The English translation loses verse 4 a bit – it’s saying that God sees our humanity, our frailty, our weakness, and is drawn to it, and drawn to a relationship with us!

God sees our screw-ups, shortcomings, and the best and worst of what makes us human, and He moves toward it!    

A Holy, perfect God who created endless stars, galaxies, planets, and all creatures and creation. We’ve caught His attention, and He moves in our direction – not to crush or condemn us, but because it catches His heart.

Remember how worship – a psalm like this – is about location. It’s locating God, locating us, and knowing how the distance is covered between us.

That’s what Jesus does.

It’s not that our shortcomings, our sins, are missed or ignored. On the contrary, they’re covered by the work of Jesus on the cross.

This is the place where we so often need to be relocated. To know where we truly are.

  1. It’s easy to make God too small.
  2. It’s easy to make ourselves too big – we become God.
  3. But it’s also easy to make ourselves smaller than God makes us, and even worse to have a wrong picture of how God sees humanity and how He covers the distance.

One of the problems with many preachers and worship songs is that they portray a view of us that we are slime and that God is really ticked off. That’s not what David is saying in this Psalm, and it’s not what we discover about God.

Psalm 8
5 You have made them a little lower than the angels and crowned them with glory and honor.
6 You made them rulers over the works of your hands; you put everything under their feet:
7 all flocks and herds, and the animals of the wild,
8 the birds in the sky, and the fish in the sea, all that swim the paths of the seas.
9 Lord, our Lord, how majestic is your name in all the earth!
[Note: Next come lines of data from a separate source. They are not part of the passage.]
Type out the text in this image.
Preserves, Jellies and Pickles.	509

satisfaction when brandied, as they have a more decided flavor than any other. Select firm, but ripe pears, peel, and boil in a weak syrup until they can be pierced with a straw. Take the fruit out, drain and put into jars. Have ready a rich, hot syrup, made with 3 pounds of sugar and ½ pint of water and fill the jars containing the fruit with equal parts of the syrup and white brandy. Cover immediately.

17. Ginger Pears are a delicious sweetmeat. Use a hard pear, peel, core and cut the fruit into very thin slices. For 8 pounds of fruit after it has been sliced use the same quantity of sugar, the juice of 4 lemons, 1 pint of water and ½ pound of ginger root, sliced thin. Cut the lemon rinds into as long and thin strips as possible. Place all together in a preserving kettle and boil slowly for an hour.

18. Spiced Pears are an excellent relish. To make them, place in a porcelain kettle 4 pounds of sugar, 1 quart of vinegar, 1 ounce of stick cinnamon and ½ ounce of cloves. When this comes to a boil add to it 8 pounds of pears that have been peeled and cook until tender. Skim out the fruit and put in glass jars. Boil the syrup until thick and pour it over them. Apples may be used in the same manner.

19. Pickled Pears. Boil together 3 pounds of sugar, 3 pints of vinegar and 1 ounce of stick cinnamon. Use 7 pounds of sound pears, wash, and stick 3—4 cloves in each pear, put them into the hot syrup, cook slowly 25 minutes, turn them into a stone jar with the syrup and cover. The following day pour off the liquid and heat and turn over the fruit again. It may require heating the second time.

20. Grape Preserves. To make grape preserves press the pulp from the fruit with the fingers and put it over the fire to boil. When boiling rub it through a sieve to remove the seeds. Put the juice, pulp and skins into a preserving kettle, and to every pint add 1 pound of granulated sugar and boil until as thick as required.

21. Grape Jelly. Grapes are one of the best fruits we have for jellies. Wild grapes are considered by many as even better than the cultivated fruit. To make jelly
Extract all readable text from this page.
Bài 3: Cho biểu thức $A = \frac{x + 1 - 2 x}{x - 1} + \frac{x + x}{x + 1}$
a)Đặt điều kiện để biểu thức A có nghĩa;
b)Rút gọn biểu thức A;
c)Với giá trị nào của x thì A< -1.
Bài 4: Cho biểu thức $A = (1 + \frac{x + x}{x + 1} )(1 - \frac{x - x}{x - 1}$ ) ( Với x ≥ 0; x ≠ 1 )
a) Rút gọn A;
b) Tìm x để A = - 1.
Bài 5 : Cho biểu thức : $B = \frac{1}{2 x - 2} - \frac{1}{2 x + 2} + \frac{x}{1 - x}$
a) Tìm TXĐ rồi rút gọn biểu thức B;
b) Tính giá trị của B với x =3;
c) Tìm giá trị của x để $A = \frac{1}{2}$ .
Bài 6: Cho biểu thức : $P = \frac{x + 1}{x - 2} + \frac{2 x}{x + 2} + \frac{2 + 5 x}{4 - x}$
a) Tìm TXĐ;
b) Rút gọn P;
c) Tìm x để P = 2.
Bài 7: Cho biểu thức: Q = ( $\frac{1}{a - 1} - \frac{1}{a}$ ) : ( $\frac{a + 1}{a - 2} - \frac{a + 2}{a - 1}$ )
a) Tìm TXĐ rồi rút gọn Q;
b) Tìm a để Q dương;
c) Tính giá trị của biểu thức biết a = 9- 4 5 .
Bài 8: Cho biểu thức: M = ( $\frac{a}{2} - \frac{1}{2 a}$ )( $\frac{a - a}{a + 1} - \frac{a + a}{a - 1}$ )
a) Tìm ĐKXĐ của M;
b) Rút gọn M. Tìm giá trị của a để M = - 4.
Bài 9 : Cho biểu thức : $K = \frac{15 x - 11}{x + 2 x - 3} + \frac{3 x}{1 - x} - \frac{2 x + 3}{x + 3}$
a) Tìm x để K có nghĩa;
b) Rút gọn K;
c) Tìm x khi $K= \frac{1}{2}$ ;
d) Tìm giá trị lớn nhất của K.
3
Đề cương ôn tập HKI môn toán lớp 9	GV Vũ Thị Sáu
David is saying we’ve been given a place of honor. We’re NOT God, but we’re valuable. We’ve been crowned with glory and honor and given responsibility in the world. Worship isn’t just singing, it’s when we LIVE those realities out in the world.

So, what can we do?

  1. Get in touch with the majesty of God – Capture as big of a picture as you can, however you have to do that, wherever you have to. Keep both your picture of the world and God big!
  2. Hold onto what God really says about you – You are NOT God. You are flawed, broken, weak, and a sinner. You don’t see and understand things for how they really are, but you are not worthless, insignificant, or unnoticed. You are valuable and deeply loved above all else in creation. And Jesus, if you accept him and receive what he’s done, has covered your sin so that you can stand in confidence and hope.
  3. Remember how God covers the distance between – How does He come to you? He sees our humanity and is drawn to it. God so loved the world that He gave His only son, Jesus. To close the gap, to bridge the distance. Receive the gift, but then live in reality. Live, act, work, and love as one who brings this reality into the lives and world of those around you.